Obama’s financial reform principles

Treasury Secretary Timothy Geithner and economic advisor Larry Summers laid out the framework for the Obama administration’s regulatory reforms in an op-ed in the Washington Post Monday morning.

The whole thing is worth reading since the roll out of the plan will dominate the week, along with healthcare reform.

Geithner and Summers break down the plan into five problems and remedies. They start by laying out this uplifting diagnosis of the current system:

Our framework for financial regulation is riddled with gaps, weaknesses and jurisdictional overlaps, and suffers from an outdated conception of financial risk. In recent years, the pace of innovation in the financial sector has outstripped the pace of regulatory modernization, leaving entire markets and market participants largely unregulated.

The fourth problem and remedy stands out because it touches upon how the biggest reform will change the current regulation structure, I think.

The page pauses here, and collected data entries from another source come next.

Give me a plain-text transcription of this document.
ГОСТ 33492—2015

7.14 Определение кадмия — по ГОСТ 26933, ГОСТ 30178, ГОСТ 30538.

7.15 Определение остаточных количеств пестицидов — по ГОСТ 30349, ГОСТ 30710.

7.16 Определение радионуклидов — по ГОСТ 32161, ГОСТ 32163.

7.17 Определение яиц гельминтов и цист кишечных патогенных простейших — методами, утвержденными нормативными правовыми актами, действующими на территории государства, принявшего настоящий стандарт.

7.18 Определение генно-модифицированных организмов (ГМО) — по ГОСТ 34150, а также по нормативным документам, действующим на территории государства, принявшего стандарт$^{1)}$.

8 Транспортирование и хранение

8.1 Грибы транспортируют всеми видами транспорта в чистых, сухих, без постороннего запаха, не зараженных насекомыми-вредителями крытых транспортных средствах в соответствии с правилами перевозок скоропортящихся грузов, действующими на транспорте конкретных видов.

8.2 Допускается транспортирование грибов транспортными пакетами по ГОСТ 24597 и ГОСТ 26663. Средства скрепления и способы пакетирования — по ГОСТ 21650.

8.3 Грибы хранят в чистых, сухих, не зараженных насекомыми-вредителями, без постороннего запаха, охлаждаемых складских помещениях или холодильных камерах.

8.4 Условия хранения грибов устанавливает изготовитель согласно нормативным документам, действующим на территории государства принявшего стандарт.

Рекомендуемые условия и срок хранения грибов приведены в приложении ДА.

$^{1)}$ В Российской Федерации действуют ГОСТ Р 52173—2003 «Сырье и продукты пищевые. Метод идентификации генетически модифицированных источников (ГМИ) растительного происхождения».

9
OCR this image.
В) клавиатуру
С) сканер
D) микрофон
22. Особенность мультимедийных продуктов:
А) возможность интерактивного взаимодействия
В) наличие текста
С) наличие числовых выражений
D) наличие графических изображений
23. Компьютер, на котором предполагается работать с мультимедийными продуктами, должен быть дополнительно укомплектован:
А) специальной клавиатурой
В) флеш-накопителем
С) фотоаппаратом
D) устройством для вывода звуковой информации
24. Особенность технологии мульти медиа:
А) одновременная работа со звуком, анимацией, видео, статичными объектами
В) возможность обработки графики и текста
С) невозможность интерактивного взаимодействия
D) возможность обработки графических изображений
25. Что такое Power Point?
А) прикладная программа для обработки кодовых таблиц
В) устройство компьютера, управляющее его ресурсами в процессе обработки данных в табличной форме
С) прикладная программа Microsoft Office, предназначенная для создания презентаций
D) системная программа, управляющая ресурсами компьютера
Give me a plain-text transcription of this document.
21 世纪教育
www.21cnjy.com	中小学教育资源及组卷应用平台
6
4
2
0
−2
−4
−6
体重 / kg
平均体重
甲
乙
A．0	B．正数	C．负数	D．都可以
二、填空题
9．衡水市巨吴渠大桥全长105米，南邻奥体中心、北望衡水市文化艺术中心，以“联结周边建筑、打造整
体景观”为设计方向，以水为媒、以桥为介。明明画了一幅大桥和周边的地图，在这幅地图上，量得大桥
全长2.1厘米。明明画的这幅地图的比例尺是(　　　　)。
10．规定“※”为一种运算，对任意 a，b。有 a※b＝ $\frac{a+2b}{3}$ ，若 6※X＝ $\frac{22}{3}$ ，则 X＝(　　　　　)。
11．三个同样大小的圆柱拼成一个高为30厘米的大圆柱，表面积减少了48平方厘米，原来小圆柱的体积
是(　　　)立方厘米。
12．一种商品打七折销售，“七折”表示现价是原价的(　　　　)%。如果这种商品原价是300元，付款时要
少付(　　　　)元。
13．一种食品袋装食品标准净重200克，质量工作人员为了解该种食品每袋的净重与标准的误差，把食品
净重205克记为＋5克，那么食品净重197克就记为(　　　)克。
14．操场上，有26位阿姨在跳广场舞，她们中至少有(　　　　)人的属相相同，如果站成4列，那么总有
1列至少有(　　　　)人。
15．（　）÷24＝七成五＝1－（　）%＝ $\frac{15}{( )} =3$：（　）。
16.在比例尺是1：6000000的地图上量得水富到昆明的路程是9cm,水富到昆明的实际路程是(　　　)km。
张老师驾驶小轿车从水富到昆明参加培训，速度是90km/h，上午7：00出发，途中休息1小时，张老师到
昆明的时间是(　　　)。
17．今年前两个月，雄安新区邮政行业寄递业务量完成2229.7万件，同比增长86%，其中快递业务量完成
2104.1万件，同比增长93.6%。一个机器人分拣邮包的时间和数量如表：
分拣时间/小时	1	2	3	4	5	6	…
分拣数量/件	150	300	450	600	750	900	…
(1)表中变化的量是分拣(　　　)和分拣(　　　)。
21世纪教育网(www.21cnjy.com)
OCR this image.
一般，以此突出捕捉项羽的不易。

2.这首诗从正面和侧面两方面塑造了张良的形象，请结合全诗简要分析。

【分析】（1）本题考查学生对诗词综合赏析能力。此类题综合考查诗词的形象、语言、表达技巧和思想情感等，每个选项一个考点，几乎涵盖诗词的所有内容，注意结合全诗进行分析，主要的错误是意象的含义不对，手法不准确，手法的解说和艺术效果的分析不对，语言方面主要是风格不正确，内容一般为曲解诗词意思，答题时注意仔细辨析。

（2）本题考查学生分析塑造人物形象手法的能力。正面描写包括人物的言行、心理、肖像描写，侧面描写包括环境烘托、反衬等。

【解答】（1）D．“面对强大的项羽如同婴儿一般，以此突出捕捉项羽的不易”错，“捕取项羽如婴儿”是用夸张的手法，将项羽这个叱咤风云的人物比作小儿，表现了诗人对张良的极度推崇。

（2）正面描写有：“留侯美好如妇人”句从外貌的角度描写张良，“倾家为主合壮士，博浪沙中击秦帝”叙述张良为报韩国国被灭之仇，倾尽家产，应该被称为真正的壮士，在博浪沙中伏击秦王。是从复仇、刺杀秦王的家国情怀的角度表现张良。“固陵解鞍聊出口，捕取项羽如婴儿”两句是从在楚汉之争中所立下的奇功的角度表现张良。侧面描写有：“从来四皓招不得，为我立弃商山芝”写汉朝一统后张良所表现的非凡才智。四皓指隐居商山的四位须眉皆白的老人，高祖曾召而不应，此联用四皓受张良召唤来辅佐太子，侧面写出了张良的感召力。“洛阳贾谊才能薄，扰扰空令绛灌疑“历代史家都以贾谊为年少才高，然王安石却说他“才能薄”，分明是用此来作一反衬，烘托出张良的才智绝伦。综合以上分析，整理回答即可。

Fourth, the federal government does not have the tools it needs to contain and manage financial crises. Relying on the Federal Reserve’s lending authority to avert the disorderly failure of nonbank financial firms, while essential in this crisis, is not an appropriate or effective solution in the long term.

To address this problem, we will establish a resolution mechanism that allows for the orderly resolution of any financial holding company whose failure might threaten the stability of the financial system. This authority will be available only in extraordinary circumstances, but it will help ensure that the government is no longer forced to choose between bailouts and financial collapse.

It seems to me this is the broadest reform Obama will be seeking and it is laid out in the vaguest terms here, no?